AC: Visa used to talk about being a “global authorisation intermediary”, now you talk about “credentials”, is that something different?
CB: I actually think we’re closer to our charter than we've ever been right now. If the charter was around digitising currency, we are closer to doing that than ever. So we've always tried to be neutral on the form factor, neutral on selling a credit card or selling a debit card. It's about making currency move online. So maybe in the early days we talked about account numbers, 16 digit numbers on the back of cards. Today we have to think and talk differently. Credentials become the way to express that secure identity.
But ultimately we don't want people thinking “gosh I mean to use my phone today” or my 16 digit card number. We want them to see something they recognise as their bank, see that imagery. It needs to be “that’s my bank, a logo I can trust, and I can push the payment to a music subscription for example.
AC: Does that mean the old plastic card will disappear?

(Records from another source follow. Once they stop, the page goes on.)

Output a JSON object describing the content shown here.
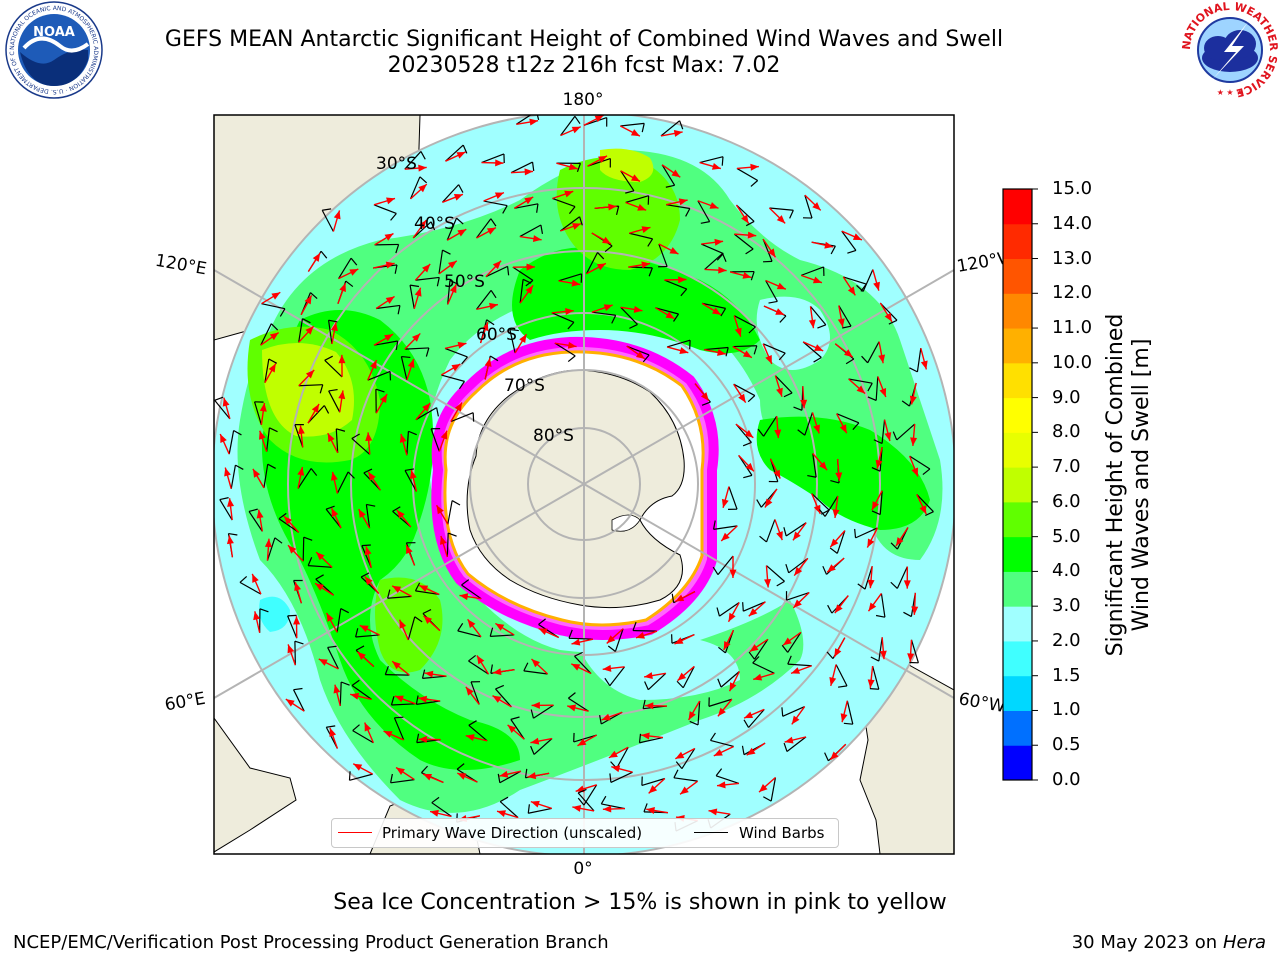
{
  "header": {
    "title_line1": "GEFS MEAN Antarctic Significant Height of Combined Wind Waves and Swell",
    "title_line2": "20230528 t12z 216h fcst   Max: 7.02",
    "noaa_logo_text": "NOAA",
    "noaa_ring_text": "NATIONAL OCEANIC AND ATMOSPHERIC ADMINISTRATION · U.S. DEPARTMENT OF COMMERCE",
    "nws_ring_text": "NATIONAL WEATHER SERVICE"
  },
  "map": {
    "projection": "south-polar-stereographic",
    "latitude_labels": [
      "30°S",
      "40°S",
      "50°S",
      "60°S",
      "70°S",
      "80°S"
    ],
    "longitude_labels": {
      "top": "180°",
      "bottom": "0°",
      "upper_left": "120°E",
      "lower_left": "60°E",
      "upper_right": "120°W",
      "lower_right": "60°W"
    }
  },
  "legend": {
    "wave_direction_label": "Primary Wave Direction (unscaled)",
    "wind_barbs_label": "Wind Barbs",
    "wave_color": "#ff0000",
    "barb_color": "#000000"
  },
  "colorbar": {
    "title_line1": "Significant Height of Combined",
    "title_line2": "Wind Waves and Swell [m]",
    "ticks": [
      "0.0",
      "0.5",
      "1.0",
      "1.5",
      "2.0",
      "3.0",
      "4.0",
      "5.0",
      "6.0",
      "7.0",
      "8.0",
      "9.0",
      "10.0",
      "11.0",
      "12.0",
      "13.0",
      "14.0",
      "15.0"
    ],
    "colors": [
      "#0000ff",
      "#0070ff",
      "#00d8ff",
      "#40ffff",
      "#a0ffff",
      "#50ff80",
      "#00ff00",
      "#60ff00",
      "#c0ff00",
      "#e8ff00",
      "#ffff00",
      "#ffe000",
      "#ffb000",
      "#ff8800",
      "#ff5500",
      "#ff2a00",
      "#ff0000"
    ]
  },
  "subtitle": "Sea Ice Concentration > 15% is shown in pink to yellow",
  "footer": {
    "left": "NCEP/EMC/Verification Post Processing Product Generation Branch",
    "right_date": "30 May 2023 on",
    "right_host": "Hera"
  }
}
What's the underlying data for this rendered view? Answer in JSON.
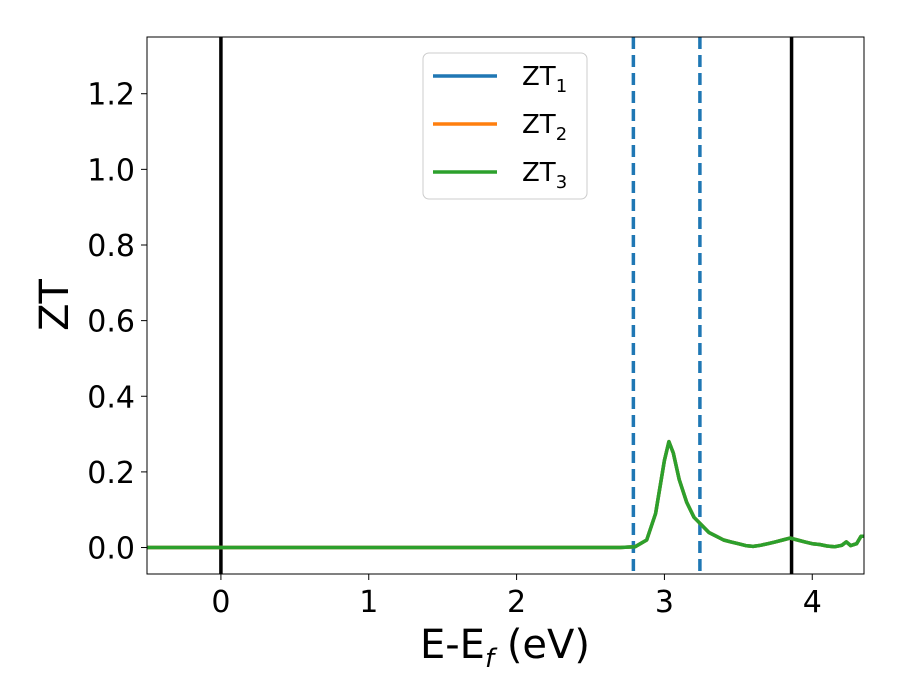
{
  "chart_data": {
    "type": "line",
    "title": "",
    "xlabel": "E-E",
    "xlabel_sub": "f",
    "xlabel_unit": " (eV)",
    "ylabel": "ZT",
    "xlim": [
      -0.5,
      4.35
    ],
    "ylim": [
      -0.07,
      1.35
    ],
    "x_ticks": [
      0,
      1,
      2,
      3,
      4
    ],
    "x_tick_labels": [
      "0",
      "1",
      "2",
      "3",
      "4"
    ],
    "y_ticks": [
      0.0,
      0.2,
      0.4,
      0.6,
      0.8,
      1.0,
      1.2
    ],
    "y_tick_labels": [
      "0.0",
      "0.2",
      "0.4",
      "0.6",
      "0.8",
      "1.0",
      "1.2"
    ],
    "grid": false,
    "legend_position": "top-center",
    "vertical_lines": [
      {
        "x": 0.0,
        "style": "solid",
        "color": "#000000"
      },
      {
        "x": 2.79,
        "style": "dashed",
        "color": "#1f77b4"
      },
      {
        "x": 3.24,
        "style": "dashed",
        "color": "#1f77b4"
      },
      {
        "x": 3.86,
        "style": "solid",
        "color": "#000000"
      }
    ],
    "series": [
      {
        "name": "ZT",
        "name_sub": "1",
        "color": "#1f77b4",
        "x": [
          -0.5,
          2.7,
          2.8,
          2.88,
          2.94,
          3.0,
          3.03,
          3.06,
          3.1,
          3.15,
          3.2,
          3.25,
          3.3,
          3.35,
          3.4,
          3.45,
          3.5,
          3.55,
          3.6,
          3.65,
          3.7,
          3.75,
          3.8,
          3.85,
          3.9,
          3.95,
          4.0,
          4.05,
          4.1,
          4.15,
          4.2,
          4.23,
          4.26,
          4.3,
          4.33,
          4.35
        ],
        "y": [
          0.0,
          0.0,
          0.002,
          0.02,
          0.09,
          0.23,
          0.28,
          0.25,
          0.18,
          0.12,
          0.08,
          0.06,
          0.04,
          0.03,
          0.02,
          0.015,
          0.01,
          0.005,
          0.003,
          0.006,
          0.01,
          0.015,
          0.02,
          0.025,
          0.02,
          0.015,
          0.01,
          0.008,
          0.004,
          0.002,
          0.006,
          0.015,
          0.005,
          0.01,
          0.03,
          0.03
        ]
      },
      {
        "name": "ZT",
        "name_sub": "2",
        "color": "#ff7f0e",
        "x": [
          -0.5,
          2.7,
          2.8,
          2.88,
          2.94,
          3.0,
          3.03,
          3.06,
          3.1,
          3.15,
          3.2,
          3.25,
          3.3,
          3.35,
          3.4,
          3.45,
          3.5,
          3.55,
          3.6,
          3.65,
          3.7,
          3.75,
          3.8,
          3.85,
          3.9,
          3.95,
          4.0,
          4.05,
          4.1,
          4.15,
          4.2,
          4.23,
          4.26,
          4.3,
          4.33,
          4.35
        ],
        "y": [
          0.0,
          0.0,
          0.002,
          0.02,
          0.09,
          0.23,
          0.28,
          0.25,
          0.18,
          0.12,
          0.08,
          0.06,
          0.04,
          0.03,
          0.02,
          0.015,
          0.01,
          0.005,
          0.003,
          0.006,
          0.01,
          0.015,
          0.02,
          0.025,
          0.02,
          0.015,
          0.01,
          0.008,
          0.004,
          0.002,
          0.006,
          0.015,
          0.005,
          0.01,
          0.03,
          0.03
        ]
      },
      {
        "name": "ZT",
        "name_sub": "3",
        "color": "#2ca02c",
        "x": [
          -0.5,
          2.7,
          2.8,
          2.88,
          2.94,
          3.0,
          3.03,
          3.06,
          3.1,
          3.15,
          3.2,
          3.25,
          3.3,
          3.35,
          3.4,
          3.45,
          3.5,
          3.55,
          3.6,
          3.65,
          3.7,
          3.75,
          3.8,
          3.85,
          3.9,
          3.95,
          4.0,
          4.05,
          4.1,
          4.15,
          4.2,
          4.23,
          4.26,
          4.3,
          4.33,
          4.35
        ],
        "y": [
          0.0,
          0.0,
          0.002,
          0.02,
          0.09,
          0.23,
          0.28,
          0.25,
          0.18,
          0.12,
          0.08,
          0.06,
          0.04,
          0.03,
          0.02,
          0.015,
          0.01,
          0.005,
          0.003,
          0.006,
          0.01,
          0.015,
          0.02,
          0.025,
          0.02,
          0.015,
          0.01,
          0.008,
          0.004,
          0.002,
          0.006,
          0.015,
          0.005,
          0.01,
          0.03,
          0.03
        ]
      }
    ]
  }
}
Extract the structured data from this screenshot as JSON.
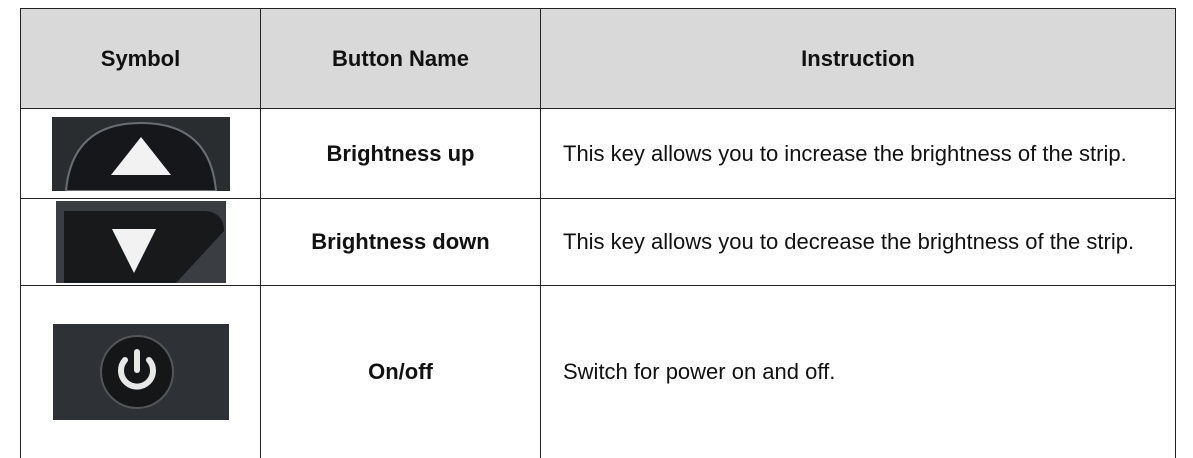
{
  "table": {
    "header": [
      "Symbol",
      "Button Name",
      "Instruction"
    ],
    "rows": [
      {
        "name": "Brightness up",
        "instruction": "This key allows you to increase the brightness of the strip."
      },
      {
        "name": "Brightness down",
        "instruction": "This key allows you to decrease the brightness of the strip."
      },
      {
        "name": "On/off",
        "instruction": "Switch for power on and off."
      }
    ]
  }
}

CB: Well not immediately. It's going to be here awhile. People have habituated around that process, they do it without even thinking; taking a card out, touching it to a contact point, they know how and it works great. The card might be one of the greatest product inventions ever but I think over time card use will reduce. There'll be a parallel period of innovation, mobile technology, wearable technology - as long as it's a better experience or perhaps it brings more.
For the consumer, what are the issues at the point of sale? What can Visa bring to that? You can bring innovation, more value added services into the transaction flow than existed before. Your plastic card doesn't carry with it a digital receiver but your device does, a plastic card doesn't have a loyalty system stapled through it but a device can. A device can also track where the transaction occurred. A device can also recognise you.
AC: We’re obviously seeing more and more diverse ways to pay and even some – like the QR codes which are behind the Chinese mobile payments revolution – which are really old technologies being revived. How do we manage all those ways to pay? For example you’ve got a wall of cubes in the centre here that seem to number in the hundreds breaking down all components, whether technology, device, protocols.
CB: There is hugely more variety in the payment system but the foundations are the same: a secure way to pay. We start from there. We start with a secure way to pay. We talk about standards these ways have to meet to get the transaction done.
Our clients are asking us for ways to untether their card, to untether the physical point of sale, to make secure payments in new ways. QR is an expression of an untethered card. It's accepted by a merchant with an untethered Point of Sale device. The beauty of it is it takes hardware out of the equation. We love that.
Untethered – where the merchant doesn’t have to be online or dialing up on a phone - can open up new markets. So QR codes can be very important in that untethered world.
I just went to the Winter Olympics in Pyeong-chang and it was cold there. The Winter Olympics are cold and Visa’s a top sponsor for the Olympics. We help with the point of sale equipment and we had this mountain location where the skiing events were on. It was negative 20 degrees out there and our physical points of sale were freezing. Now there's still some mechanics in there around processing payments, thermal printing components don't respond well when it's like minus 20. So we were testing around it, looking at solutions but wearing bulky gloves is not great with thermal printers.
But when you untether the point of sale it becomes a device like a camera. You don't have to worry about those degrees below zero. The Olympus in the cold is an extreme example but all these use cases where payment needs to occur then become easier once you start to adopt this way of thinking.